The pricing below is based on data transferred “in” and “out” of Amazon SQS.
Data transfer “in” and “out” refers to
transfer into and out of Amazon SQS. Data transferred between Amazon
SQS and Amazon EC2 within a single region is free of charge (i.e.,
$0.00 per GB). Data transferred between Amazon SQS and Amazon EC2 in
different regions will be charged at Internet Data Transfer rates on
both sides of the transfer.
* Your free usage is calculated each month across all regions and automatically applied to your bill – free usage does not accumulate. ** As part of AWS’s Free Usage Tier, new AWS customers will receive free 15 GB of data transfer out each month aggregated across all AWS services for one year. *** Data transfer out rate tiers aggregate outbound data transfer across Amazon EC2, Amazon EBS, Amazon S3, Amazon Glacier, Amazon RDS, Amazon SimpleDB, Amazon SQS, Amazon SNS, Amazon DynamoDB, AWS Storage Gateway, and Amazon VPC.

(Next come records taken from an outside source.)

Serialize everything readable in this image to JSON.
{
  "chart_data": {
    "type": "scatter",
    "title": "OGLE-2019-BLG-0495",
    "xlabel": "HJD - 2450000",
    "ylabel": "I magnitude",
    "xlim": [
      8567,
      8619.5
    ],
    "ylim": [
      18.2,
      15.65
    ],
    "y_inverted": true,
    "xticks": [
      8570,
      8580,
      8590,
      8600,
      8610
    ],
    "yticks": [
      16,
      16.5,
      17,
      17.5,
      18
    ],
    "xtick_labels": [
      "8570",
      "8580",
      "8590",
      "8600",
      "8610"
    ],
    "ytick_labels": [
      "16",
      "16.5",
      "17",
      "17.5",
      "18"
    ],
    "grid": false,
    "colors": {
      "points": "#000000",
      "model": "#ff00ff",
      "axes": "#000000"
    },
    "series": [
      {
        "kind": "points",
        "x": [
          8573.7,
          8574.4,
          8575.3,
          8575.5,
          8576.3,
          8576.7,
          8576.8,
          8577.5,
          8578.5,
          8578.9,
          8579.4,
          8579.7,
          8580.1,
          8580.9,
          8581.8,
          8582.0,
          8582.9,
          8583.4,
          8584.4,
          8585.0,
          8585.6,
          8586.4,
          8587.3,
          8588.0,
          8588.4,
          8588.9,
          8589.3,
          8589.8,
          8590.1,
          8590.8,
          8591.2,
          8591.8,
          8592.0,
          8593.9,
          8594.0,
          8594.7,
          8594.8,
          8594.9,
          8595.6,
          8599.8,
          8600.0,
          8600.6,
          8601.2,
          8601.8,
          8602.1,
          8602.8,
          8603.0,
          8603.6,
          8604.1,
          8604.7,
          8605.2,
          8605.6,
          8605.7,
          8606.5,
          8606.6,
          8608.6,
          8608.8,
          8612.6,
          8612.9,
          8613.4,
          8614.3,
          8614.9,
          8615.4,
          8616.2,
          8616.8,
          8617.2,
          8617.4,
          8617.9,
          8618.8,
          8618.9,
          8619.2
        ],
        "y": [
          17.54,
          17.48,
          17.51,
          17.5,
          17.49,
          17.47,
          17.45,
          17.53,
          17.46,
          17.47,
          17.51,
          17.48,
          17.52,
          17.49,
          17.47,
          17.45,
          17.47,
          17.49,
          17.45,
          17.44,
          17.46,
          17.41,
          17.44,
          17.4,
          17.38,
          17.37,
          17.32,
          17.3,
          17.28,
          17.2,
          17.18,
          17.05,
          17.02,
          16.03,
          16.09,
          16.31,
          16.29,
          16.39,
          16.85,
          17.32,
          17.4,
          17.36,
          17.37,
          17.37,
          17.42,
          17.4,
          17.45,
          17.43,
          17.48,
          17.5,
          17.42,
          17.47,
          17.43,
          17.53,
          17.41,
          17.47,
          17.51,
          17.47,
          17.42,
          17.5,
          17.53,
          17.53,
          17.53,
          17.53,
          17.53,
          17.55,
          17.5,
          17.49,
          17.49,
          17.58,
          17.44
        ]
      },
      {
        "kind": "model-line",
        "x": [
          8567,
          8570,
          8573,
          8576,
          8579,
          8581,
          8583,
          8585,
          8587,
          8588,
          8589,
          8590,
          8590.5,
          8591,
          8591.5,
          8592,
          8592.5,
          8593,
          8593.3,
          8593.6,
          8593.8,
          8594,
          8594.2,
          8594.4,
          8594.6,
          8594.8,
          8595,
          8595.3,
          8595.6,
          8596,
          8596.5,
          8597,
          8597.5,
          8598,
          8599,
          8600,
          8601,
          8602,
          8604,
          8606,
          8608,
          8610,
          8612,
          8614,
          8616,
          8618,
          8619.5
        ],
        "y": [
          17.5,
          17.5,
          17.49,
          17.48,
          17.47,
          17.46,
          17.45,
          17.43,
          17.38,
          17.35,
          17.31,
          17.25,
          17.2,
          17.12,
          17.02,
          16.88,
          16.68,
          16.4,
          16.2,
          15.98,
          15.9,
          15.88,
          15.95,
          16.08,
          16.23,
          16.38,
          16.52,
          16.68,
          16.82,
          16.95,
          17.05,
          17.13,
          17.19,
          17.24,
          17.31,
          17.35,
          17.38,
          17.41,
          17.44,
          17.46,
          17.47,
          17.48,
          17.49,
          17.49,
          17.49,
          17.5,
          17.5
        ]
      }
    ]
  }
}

Amazon SQS can be easily accessed through the AWS Management Console, which gives users a point-and-click, web-based interface to setup and manage Amazon SQS.
Basic Queue Requests
Amazon SQS employs a simple interface that is easy to use and highly flexible. The following requests are provided:
CreateQueue: Create queues for use with your AWS account.
ListQueues: List your existing queues.
DeleteQueue: Delete one of your queues.
SendMessage: Add messages to a specified queue.
SendMessageBatch: Add multiple messages to a specified queue.
ReceiveMessage: Return one or more messages from a specified queue.
ChangeMessageVisibility: Change the visibility timeout of previously received message.
ChangeMessageVisibilityBatch: Change the visibility timeout of multiple previously received messages.
DeleteMessage: Remove a previously received message from a specified queue.
DeleteMessageBatch: Remove multiple previously received messages from a specified queue.
SetQueueAttributes: Control queue settings like the amount of time that messages are locked after being read so they cannot be read again.
GetQueueAttributes: Get information about a queue like the number of messages in it.
GetQueueUrl: Get the queue URL.
AddPermission: Add queue sharing for another AWS account for a specified queue.
RemovePermission: Remove an AWS account from queue sharing for a specified queue.
Amazon SQS Message Lifecycle
Messages that are stored in Amazon SQS have a lifecycle that is easy to manage but ensures that all messages are processed.
A system that needs to send a message will find an Amazon SQS queue, and use SendMessage to add a new message to it.
A different system that processes messages needs more messages to process, so it calls ReceiveMessage, and this message is returned.
Once a message has been returned by ReceiveMessage, it will not be returned by any other ReceiveMessage until the visibility timeout has passed. This keeps multiple computers from processing the same message at once.
If the system that processes messages successfully finishes working with this message, it calls DeleteMessage, which removes the message from the queue so no one else will ever process it. If this system fails to process the message, then it will be read by another ReceiveMessage call as soon as the visibility timeout passes.